KiCad files for a couple of PCBs that are useful with single board computers, to be built on stripboard.
This has been developed in the context of Banana Pi M2 Ultra and M3 devices, but will apply to similar devices. Obviously not all single board computers will have batteries, so the status LED may be less useful in many cases. The GPIO pin arrangement should be identical for many devices, but it would be worth confirming the pin numbers specified here are appropriate.
As well as splitting power to various components, accept a PWM signal from the device's GPIO (via an optocoupler) to switch a MOSFET and control a fan's speed.
The PWM bypass jumper can be omitted if you're confident the device's PWM function works. Conversely, the MOSFET and optocoupler can be omitted if there's no fan or running a fan at full speed whenever this board is powered is acceptable.
The LED power
connector on this board will indicate whenever this board is powered, but is superseded by the LED status board for more advanced signalling of the power status.
I'm currently not confident my SBC's PWM function works. For the time being it's easiest to just use the GPIO to switch the fan all the way on or off, with no speed control.
The advantage of this over using the bypass jumper is that the fan only runs when the BPi is switched on. The bypass jumper runs the fan whenever the enclosure is connected to power, regardless of whether the BPi itself is on.
Using GPIO pin 13 (BCM 277) is convenient because there's an adjacent GND pin, so both connections are made with a single 1x2 jumper housing.
Configuring systemd to start the fan early in the init process looks like this:
sudo sh -c "cat << EOF > /etc/systemd/system/cooling-fan.service
[Unit]
Description=Enable cooling fan
Before=basic.target
After=local-fs.target sysinit.target
DefaultDependencies=no
[Service]
Type=oneshot
ExecStart=gpioset 0 277=1
ExecStop=gpioset 0 277=0
RemainAfterExit=yes
[Install]
WantedBy=basic.target
EOF"
sudo systemctl daemon-reload
sudo systemctl enable cooling-fan.service
A bi-colour LED connected to the GPIO can give useful status information.
The 5V pins on the GPIO are always powered when external power is connected, but the 3V3 pins are only powered when the device is turned on. The 3V3 pins are powered whether running off external power or battery. Using an AND gate (in this case an optocoupler) results in a LED that is only lit when the BPi is on and running on external power (and off when running on battery).
A general GPIO pin can be set high by systemd once booted, giving a "booted/ready" indication by directly powering the other colour in the LED.
It's convenient to use GPIO headers pins 4 (5V), 6 (GND), 17 (3V3) and 18 (GPIO 24, BCM 250). This leaves the I2C pins free and allows a PCB with female connectors to plug directly into the GPIO header with enough spacing between the pins for a robust connection.
Using a red/blue LED, this gives a unique identification for all scenarios except booting from battery:
State | external | battery |
---|---|---|
off | - | - |
booting | red | - |
booted | purple | blue |
The values for resistors in these diagrams are chosen for the specific LED colour they'll be powering. The fixed series resistors before the trimpots are for protection, to prevent accidentally blowing LEDs or something on the SBC by winding a trimpot all the way to zero. If you're not using a blue LED on that channel, the 20ohm value in the schematic may be too low for that purpose.
The trimpots are solely for brightness adjustment and balancing the two colours when both are lit. They can be omitted in favour of fixed resistors if that's not a concern.
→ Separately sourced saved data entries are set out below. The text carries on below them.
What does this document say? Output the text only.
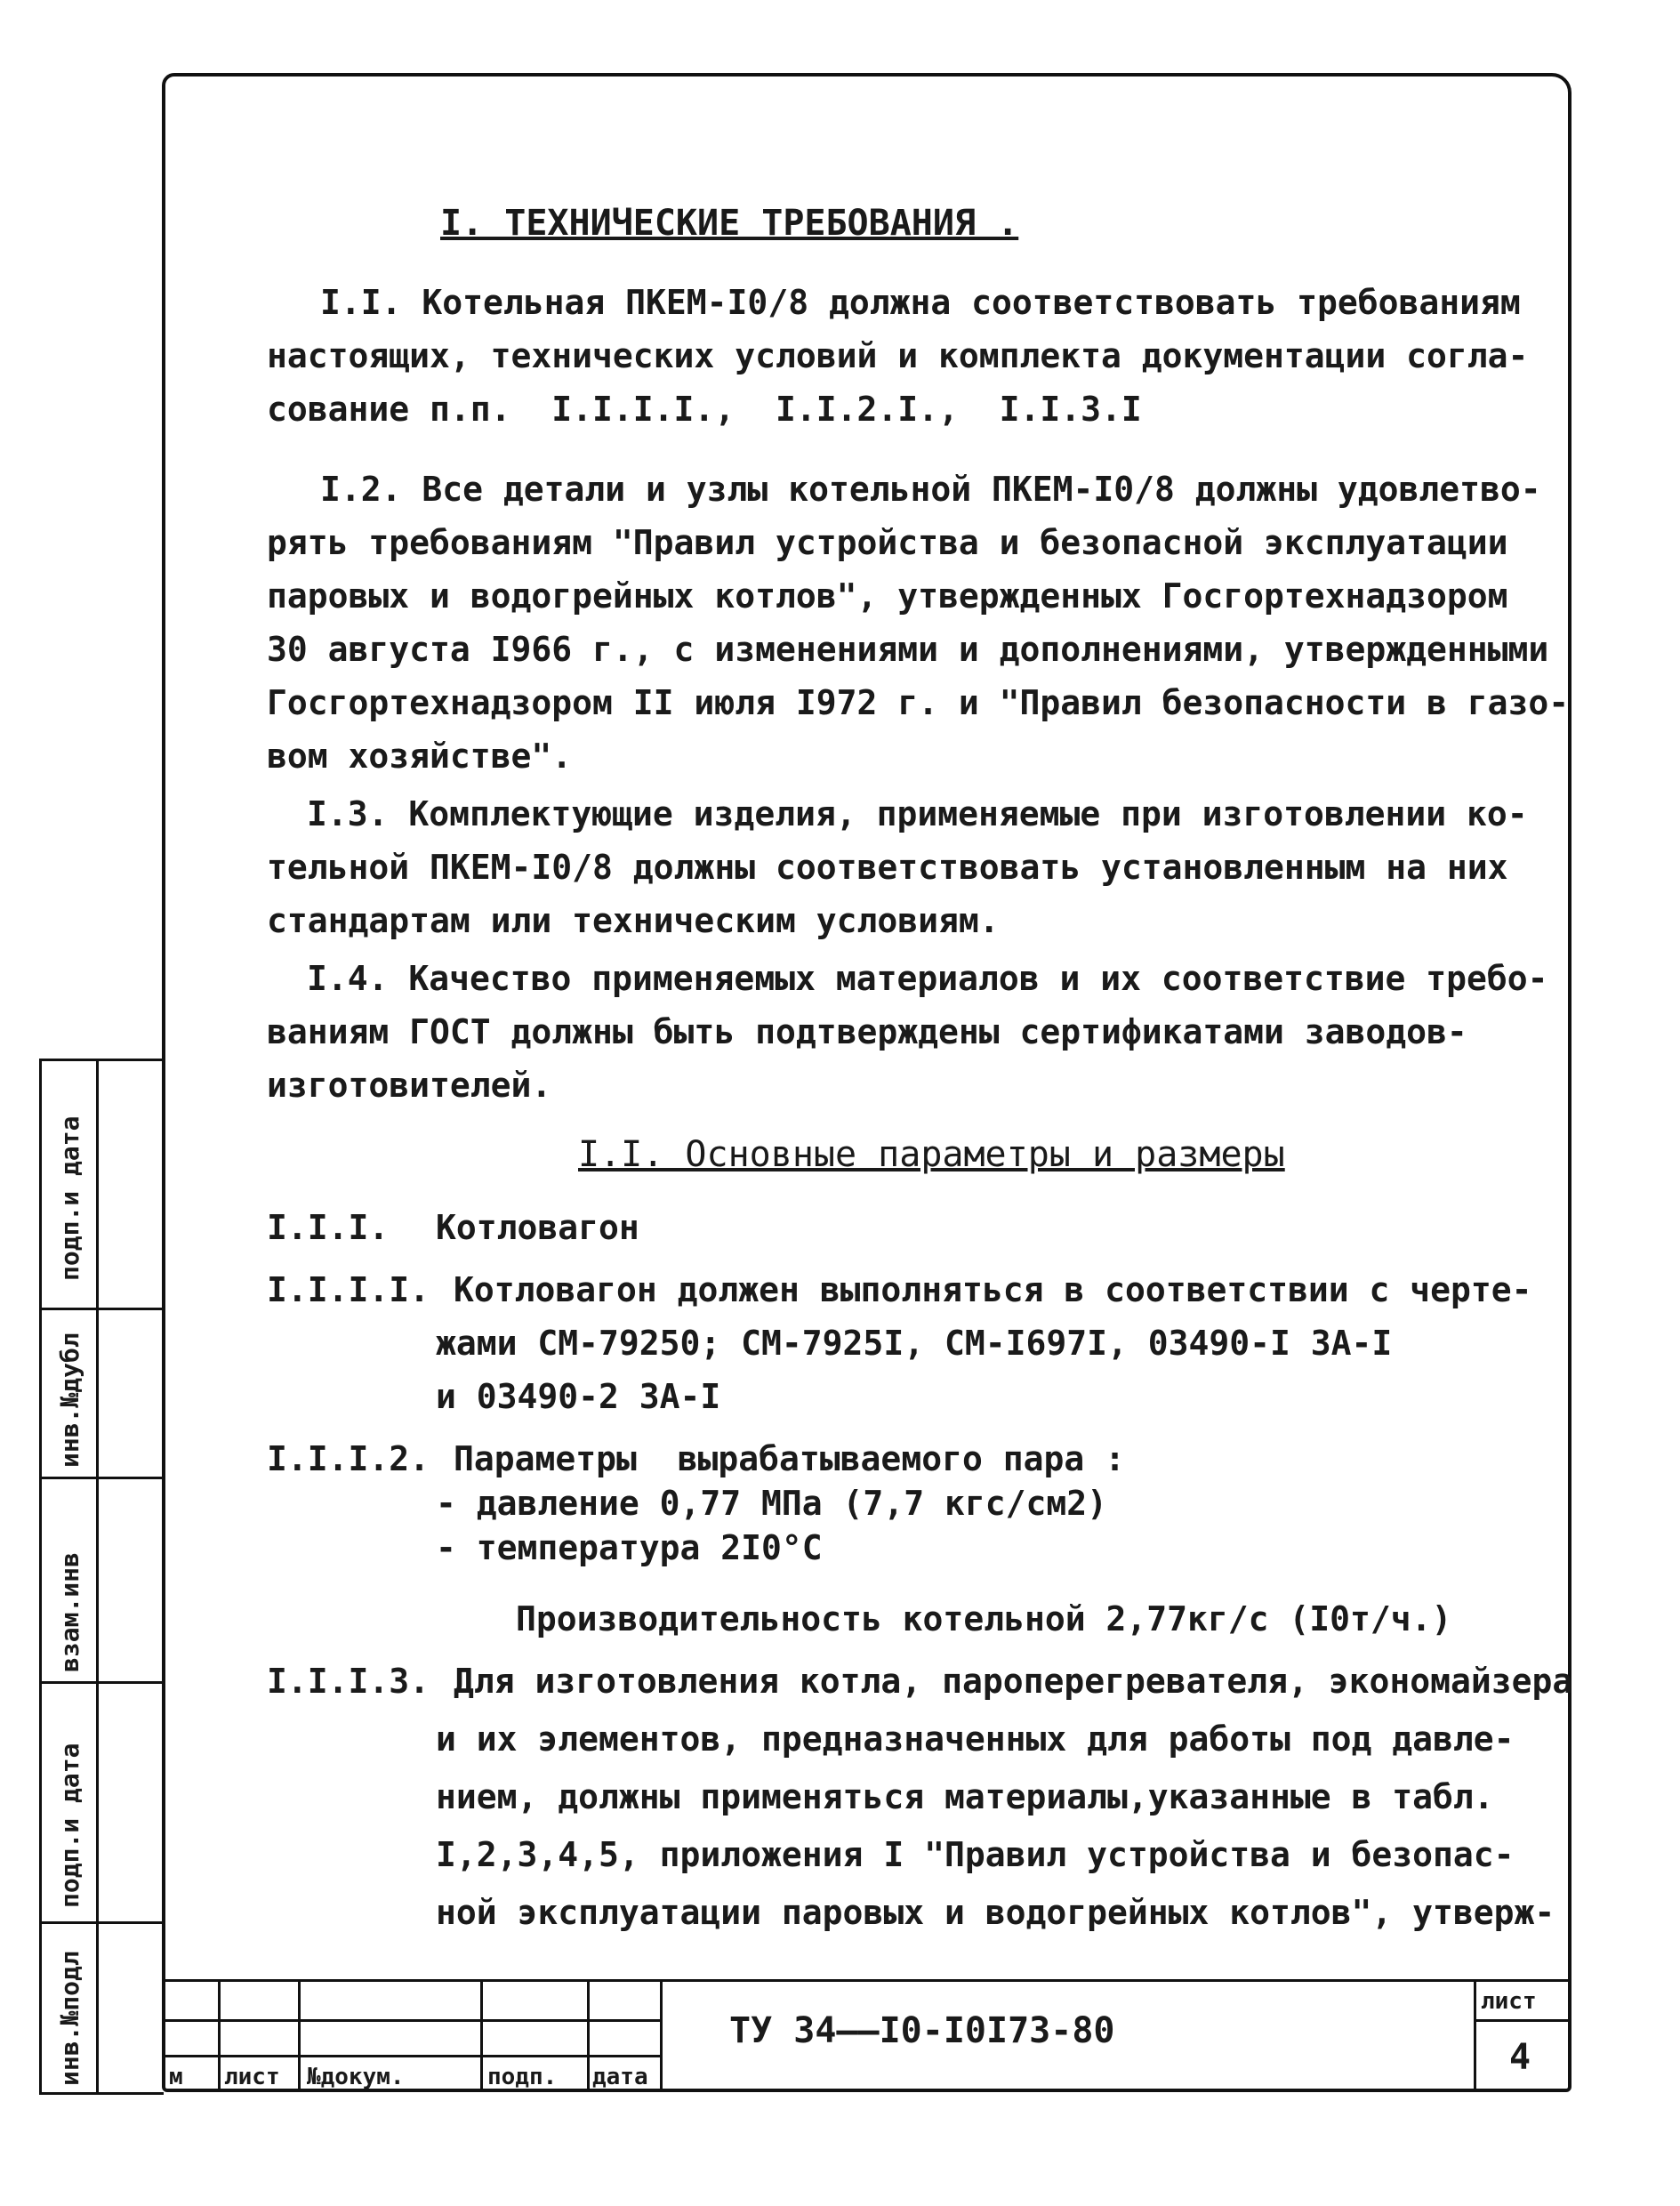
I. ТЕХНИЧЕСКИЕ ТРЕБОВАНИЯ .
I.I. Котельная ПКЕМ-I0/8 должна соответствовать требованиям
настоящих, технических условий и комплекта документации согла-
сование п.п.  I.I.I.I.,  I.I.2.I.,  I.I.3.I
I.2. Все детали и узлы котельной ПКЕМ-I0/8 должны удовлетво-
рять требованиям "Правил устройства и безопасной эксплуатации
паровых и водогрейных котлов", утвержденных Госгортехнадзором
30 августа I966 г., с изменениями и дополнениями, утвержденными
Госгортехнадзором II июля I972 г. и "Правил безопасности в газо-
вом хозяйстве".
I.3. Комплектующие изделия, применяемые при изготовлении ко-
тельной ПКЕМ-I0/8 должны соответствовать установленным на них
стандартам или техническим условиям.
I.4. Качество применяемых материалов и их соответствие требо-
ваниям ГОСТ должны быть подтверждены сертификатами заводов-
изготовителей.
I.I. Основные параметры и размеры
I.I.I. Котловагон
I.I.I.I. Котловагон должен выполняться в соответствии с черте-
жами СМ-79250; СМ-7925I, СМ-I697I, 03490-I ЗА-I
и 03490-2 ЗА-I
I.I.I.2. Параметры  вырабатываемого пара :
- давление 0,77 МПа (7,7 кгс/см2)
- температура 2I0°С
Производительность котельной 2,77кг/с (I0т/ч.)
I.I.I.3. Для изготовления котла, пароперегревателя, экономайзера
и их элементов, предназначенных для работы под давле-
нием, должны применяться материалы,указанные в табл.
I,2,3,4,5, приложения I "Правил устройства и безопас-
ной эксплуатации паровых и водогрейных котлов", утверж-
инв.№подл
подп.и дата
взам.инв
инв.№дубл
подп.и дата
м лист №докум.	подп. дата
ТУ 34——I0-I0I73-80
лист
4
To make the boot LED service start after everything else has started, create a target that is reached after multi-user.target and then start the service at that point.
[Unit]
Description=System is booted and ready (for toggling status LED)
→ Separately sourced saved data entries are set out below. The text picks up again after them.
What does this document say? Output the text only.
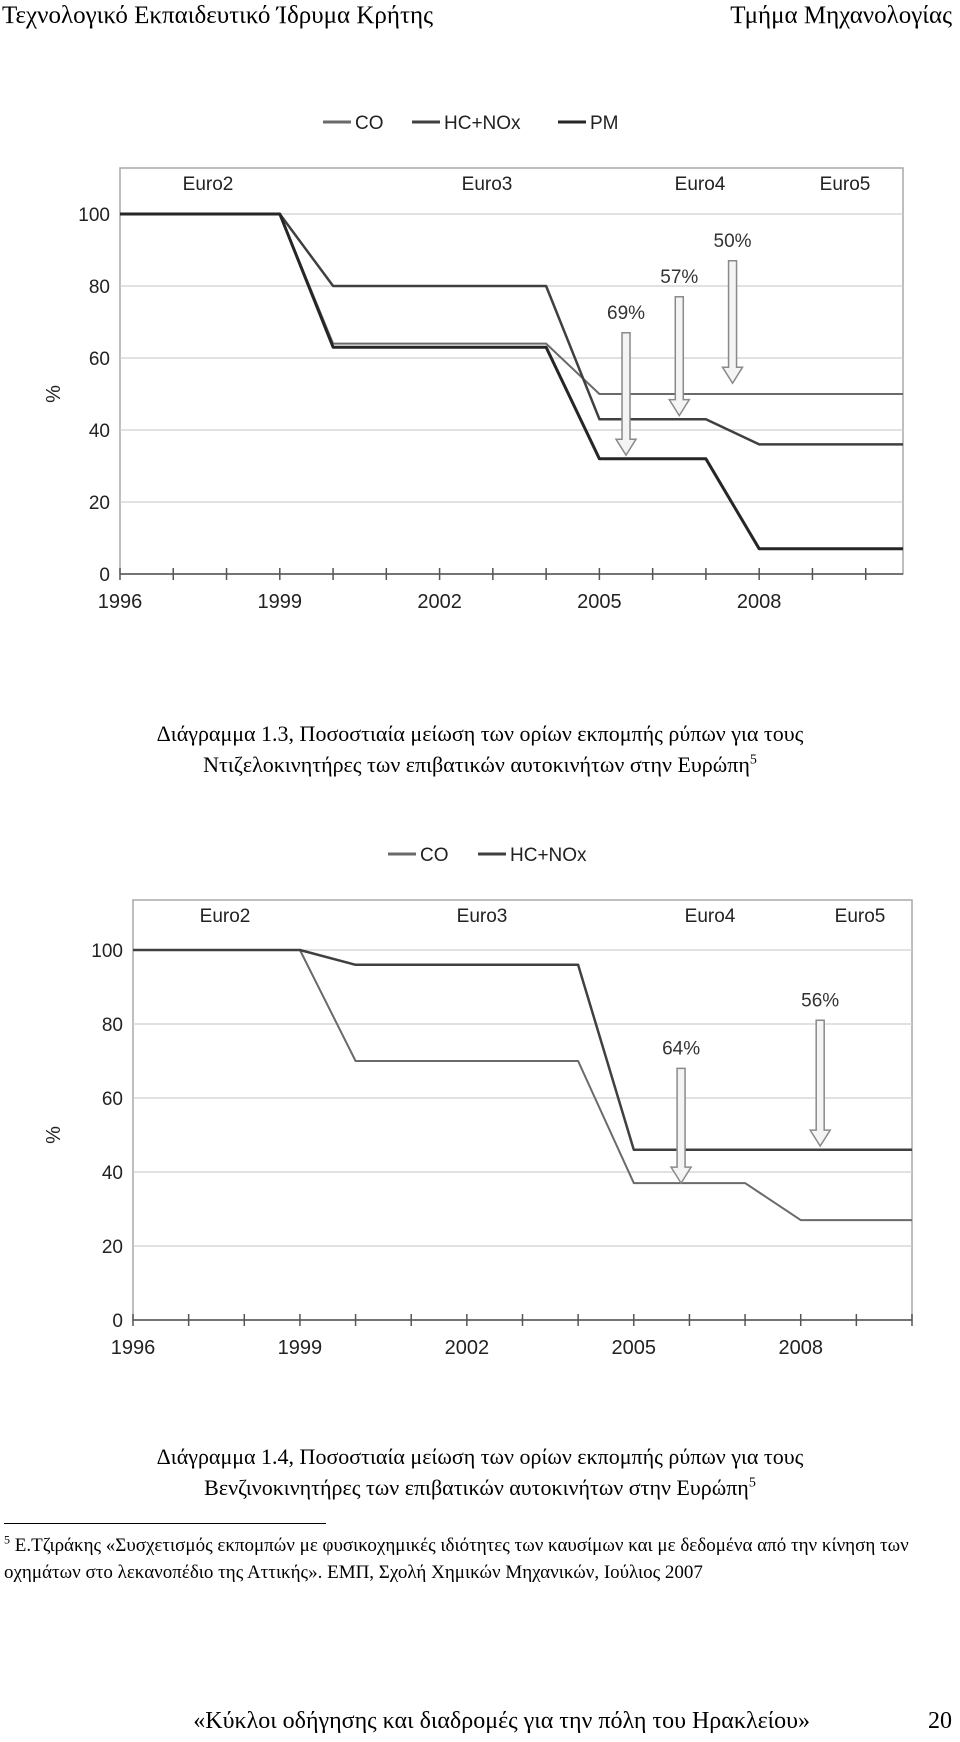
Τεχνολογικό Εκπαιδευτικό Ίδρυμα Κρήτης	Τμήμα Μηχανολογίας
0
20
40
60
80
100
%
1996	1999	2002	2005	2008
CO	HC+NOx	PM
Euro2	Euro3	Euro4	Euro5
69%
57%
50%
Διάγραμμα 1.3, Ποσοστιαία μείωση των ορίων εκπομπής ρύπων για τους
Ντιζελοκινητήρες των επιβατικών αυτοκινήτων στην Ευρώπη$^5$
0
20
40
60
80
100
%
1996	1999	2002	2005	2008
CO	HC+NOx
Euro2	Euro3	Euro4	Euro5
64%
56%
Διάγραμμα 1.4, Ποσοστιαία μείωση των ορίων εκπομπής ρύπων για τους
Βενζινοκινητήρες των επιβατικών αυτοκινήτων στην Ευρώπη$^5$
$^5$ Ε.Τζιράκης «Συσχετισμός εκπομπών με φυσικοχημικές ιδιότητες των καυσίμων και με δεδομένα από την κίνηση των οχημάτων στο λεκανοπέδιο της Αττικής». ΕΜΠ, Σχολή Χημικών Μηχανικών, Ιούλιος 2007
«Κύκλοι οδήγησης και διαδρομές για την πόλη του Ηρακλείου»	20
Requires=multi-user.target
After=multi-user.target
AllowIsolate=yes
[Unit]
Description='booted' status indicator LED
After=multi-user.target
[Service]
Type=oneshot
ExecStart=gpioset 0 250=1
ExecStop=gpioset 0 250=0
RemainAfterExit=yes
[Install]
WantedBy=booted.target
Finally, to enable the target and unit:
sudo mkdir /etc/systemd/system/booted.target.wants
sudo ln -s /etc/systemd/system/boot-led.service /etc/systemd/system/booted.target.wants/boot-led.service
sudo systemctl daemon-reload
sudo systemctl enable boot-led
sudo systemctl set-default booted.target
A shell script can also toggle the 'booted' LED:
#! /bin/sh
GPIO_bus="0"
GPIO_pin="250"
indication="$(echo ${1:-on} | tr '[:upper:]' '[:lower:]')"
case ${indication} in
"on")
gpioset ${GPIO_bus} ${GPIO_pin}=1
;;
"off")
gpioset ${GPIO_bus} ${GPIO_pin}=0
;;
*)
echo "Error: unknown state '${indication}'. Accepts 'on' or 'off'."